Nous raisonnons à Réminiac sur un logement de 110 m², en zone H2a : après un bouquet complet, la consommation recule d'environ 13 600 kWh par an, soit près de 1 460 € au tarif de référence. Côté financement, l'assiette est plafonnée à 40 000 € HT dès trois classes gagnées, l'aide ANAH s'échelonne de 4 000 € à 32 000 € selon le revenu fiscal de référence, et l'accompagnement obligatoire est pris en charge jusqu'à 2 000 €.
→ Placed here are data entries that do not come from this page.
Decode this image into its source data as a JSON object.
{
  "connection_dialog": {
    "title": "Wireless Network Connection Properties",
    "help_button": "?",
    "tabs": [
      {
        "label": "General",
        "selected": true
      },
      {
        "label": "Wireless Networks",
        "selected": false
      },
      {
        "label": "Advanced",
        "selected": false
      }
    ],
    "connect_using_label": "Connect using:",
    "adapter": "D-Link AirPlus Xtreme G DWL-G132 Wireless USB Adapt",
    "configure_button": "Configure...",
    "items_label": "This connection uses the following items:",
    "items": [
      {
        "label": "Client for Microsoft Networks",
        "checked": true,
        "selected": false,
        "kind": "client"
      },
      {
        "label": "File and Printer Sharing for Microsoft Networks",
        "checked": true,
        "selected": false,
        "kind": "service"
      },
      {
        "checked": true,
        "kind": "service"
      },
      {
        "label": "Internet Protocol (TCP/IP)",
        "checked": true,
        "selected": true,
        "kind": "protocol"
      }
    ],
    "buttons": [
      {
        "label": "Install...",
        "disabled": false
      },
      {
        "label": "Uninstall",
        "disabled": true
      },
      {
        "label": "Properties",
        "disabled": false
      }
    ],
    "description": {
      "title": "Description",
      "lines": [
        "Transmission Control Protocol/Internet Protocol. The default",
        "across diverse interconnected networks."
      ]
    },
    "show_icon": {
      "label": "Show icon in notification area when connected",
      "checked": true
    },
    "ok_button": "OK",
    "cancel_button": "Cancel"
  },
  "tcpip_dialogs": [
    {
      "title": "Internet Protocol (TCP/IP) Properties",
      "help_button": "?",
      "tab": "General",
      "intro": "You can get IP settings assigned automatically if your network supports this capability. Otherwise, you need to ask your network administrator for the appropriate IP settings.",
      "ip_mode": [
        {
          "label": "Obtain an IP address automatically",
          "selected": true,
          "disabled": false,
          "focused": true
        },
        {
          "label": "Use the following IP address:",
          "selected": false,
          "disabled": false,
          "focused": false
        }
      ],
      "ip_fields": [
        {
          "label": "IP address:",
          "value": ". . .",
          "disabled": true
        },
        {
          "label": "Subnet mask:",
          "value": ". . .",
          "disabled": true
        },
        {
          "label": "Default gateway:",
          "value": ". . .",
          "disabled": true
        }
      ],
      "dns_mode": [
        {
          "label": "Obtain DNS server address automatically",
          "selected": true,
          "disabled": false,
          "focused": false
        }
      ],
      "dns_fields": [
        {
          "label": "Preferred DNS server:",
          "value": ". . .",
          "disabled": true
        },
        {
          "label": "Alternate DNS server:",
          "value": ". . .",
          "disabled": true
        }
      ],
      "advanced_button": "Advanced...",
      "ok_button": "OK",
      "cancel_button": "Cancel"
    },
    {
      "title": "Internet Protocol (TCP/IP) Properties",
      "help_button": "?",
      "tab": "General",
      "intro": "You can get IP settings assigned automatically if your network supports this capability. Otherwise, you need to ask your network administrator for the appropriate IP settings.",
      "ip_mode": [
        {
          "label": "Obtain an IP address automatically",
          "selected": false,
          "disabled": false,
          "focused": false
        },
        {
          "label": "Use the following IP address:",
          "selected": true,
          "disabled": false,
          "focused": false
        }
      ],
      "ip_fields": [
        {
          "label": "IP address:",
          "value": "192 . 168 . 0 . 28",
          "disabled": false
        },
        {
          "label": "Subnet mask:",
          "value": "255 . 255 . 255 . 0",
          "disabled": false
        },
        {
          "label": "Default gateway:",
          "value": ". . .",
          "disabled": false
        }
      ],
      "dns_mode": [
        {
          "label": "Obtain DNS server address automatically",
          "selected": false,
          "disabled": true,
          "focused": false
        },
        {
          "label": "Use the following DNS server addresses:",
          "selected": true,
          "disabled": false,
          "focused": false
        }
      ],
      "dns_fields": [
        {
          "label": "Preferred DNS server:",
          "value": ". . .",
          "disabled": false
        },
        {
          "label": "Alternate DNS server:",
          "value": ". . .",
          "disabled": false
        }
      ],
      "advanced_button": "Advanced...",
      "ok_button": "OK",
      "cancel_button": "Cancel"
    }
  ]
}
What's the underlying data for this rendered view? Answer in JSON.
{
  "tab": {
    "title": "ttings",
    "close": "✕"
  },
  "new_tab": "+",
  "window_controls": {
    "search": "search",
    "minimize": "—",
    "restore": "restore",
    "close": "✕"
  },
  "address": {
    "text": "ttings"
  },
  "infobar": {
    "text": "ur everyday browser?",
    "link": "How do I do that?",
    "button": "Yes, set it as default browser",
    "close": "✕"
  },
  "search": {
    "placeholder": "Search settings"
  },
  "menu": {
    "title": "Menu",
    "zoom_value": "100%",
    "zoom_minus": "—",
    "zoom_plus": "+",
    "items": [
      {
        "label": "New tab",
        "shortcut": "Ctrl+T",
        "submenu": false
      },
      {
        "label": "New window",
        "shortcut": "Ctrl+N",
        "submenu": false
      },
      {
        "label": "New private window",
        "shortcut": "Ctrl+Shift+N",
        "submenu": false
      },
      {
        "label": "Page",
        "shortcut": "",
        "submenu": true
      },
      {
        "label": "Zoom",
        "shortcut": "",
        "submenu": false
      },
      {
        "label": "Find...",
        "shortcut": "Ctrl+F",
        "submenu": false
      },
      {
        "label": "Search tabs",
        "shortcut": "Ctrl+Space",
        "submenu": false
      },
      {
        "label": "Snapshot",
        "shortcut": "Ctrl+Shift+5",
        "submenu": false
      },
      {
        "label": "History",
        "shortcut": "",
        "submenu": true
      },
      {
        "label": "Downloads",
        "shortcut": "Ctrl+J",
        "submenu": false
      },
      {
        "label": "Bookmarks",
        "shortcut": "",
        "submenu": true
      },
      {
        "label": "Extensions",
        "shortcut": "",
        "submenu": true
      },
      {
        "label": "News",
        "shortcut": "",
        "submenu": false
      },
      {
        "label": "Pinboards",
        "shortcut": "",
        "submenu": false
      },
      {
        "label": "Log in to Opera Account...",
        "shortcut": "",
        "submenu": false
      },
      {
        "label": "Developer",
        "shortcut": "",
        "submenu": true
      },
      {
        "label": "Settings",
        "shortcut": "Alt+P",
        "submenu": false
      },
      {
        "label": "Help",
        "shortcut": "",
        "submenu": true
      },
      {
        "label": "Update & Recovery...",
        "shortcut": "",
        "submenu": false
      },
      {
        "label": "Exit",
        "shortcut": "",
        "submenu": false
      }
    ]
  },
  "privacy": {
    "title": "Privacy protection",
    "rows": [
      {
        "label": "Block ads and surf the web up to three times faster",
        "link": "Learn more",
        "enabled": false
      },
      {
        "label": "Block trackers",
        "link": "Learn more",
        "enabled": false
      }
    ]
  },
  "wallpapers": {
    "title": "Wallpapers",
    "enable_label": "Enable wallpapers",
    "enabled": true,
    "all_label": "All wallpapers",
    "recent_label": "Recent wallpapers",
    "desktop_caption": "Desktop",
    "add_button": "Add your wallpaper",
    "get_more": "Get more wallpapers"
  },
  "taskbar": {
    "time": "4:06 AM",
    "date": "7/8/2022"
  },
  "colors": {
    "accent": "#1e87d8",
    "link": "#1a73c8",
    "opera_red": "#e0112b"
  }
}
Côté éligibilité : pour « panneaux solaires à Réminiac rentabilité », un ménage très modeste mobilise jusqu'à 32 000 €, un ménage modeste 24 000 €, un ménage intermédiaire 18 000 € et un ménage aux revenus supérieurs 4 000 € sur l'assiette de 40 000 € HT. À deux classes gagnées, l'assiette redescend à 30 000 € HT et les montants suivent dans la même proportion.
En cas de contrôle sur site à Réminiac : la mention de un taux d'autoconsommation supérieur à 60 % sur le devis, la qualification RGE de un installateur RGE QualiPV, et l'attestation Consuel et la convention d'autoconsommation. Un dossier complet sécurise jusqu'à 32 000 € d'aide ; un dossier incomplet suspend le versement jusqu'à régularisation.
Le climat entre dans le calcul réglementaire : la zone H2a applicable à Réminiac correspond à une base de 225 kWh/m²/an. Plus cette base est élevée, plus une installation photovoltaïque en autoconsommation rentabilise vite son surcoût, à performance identique.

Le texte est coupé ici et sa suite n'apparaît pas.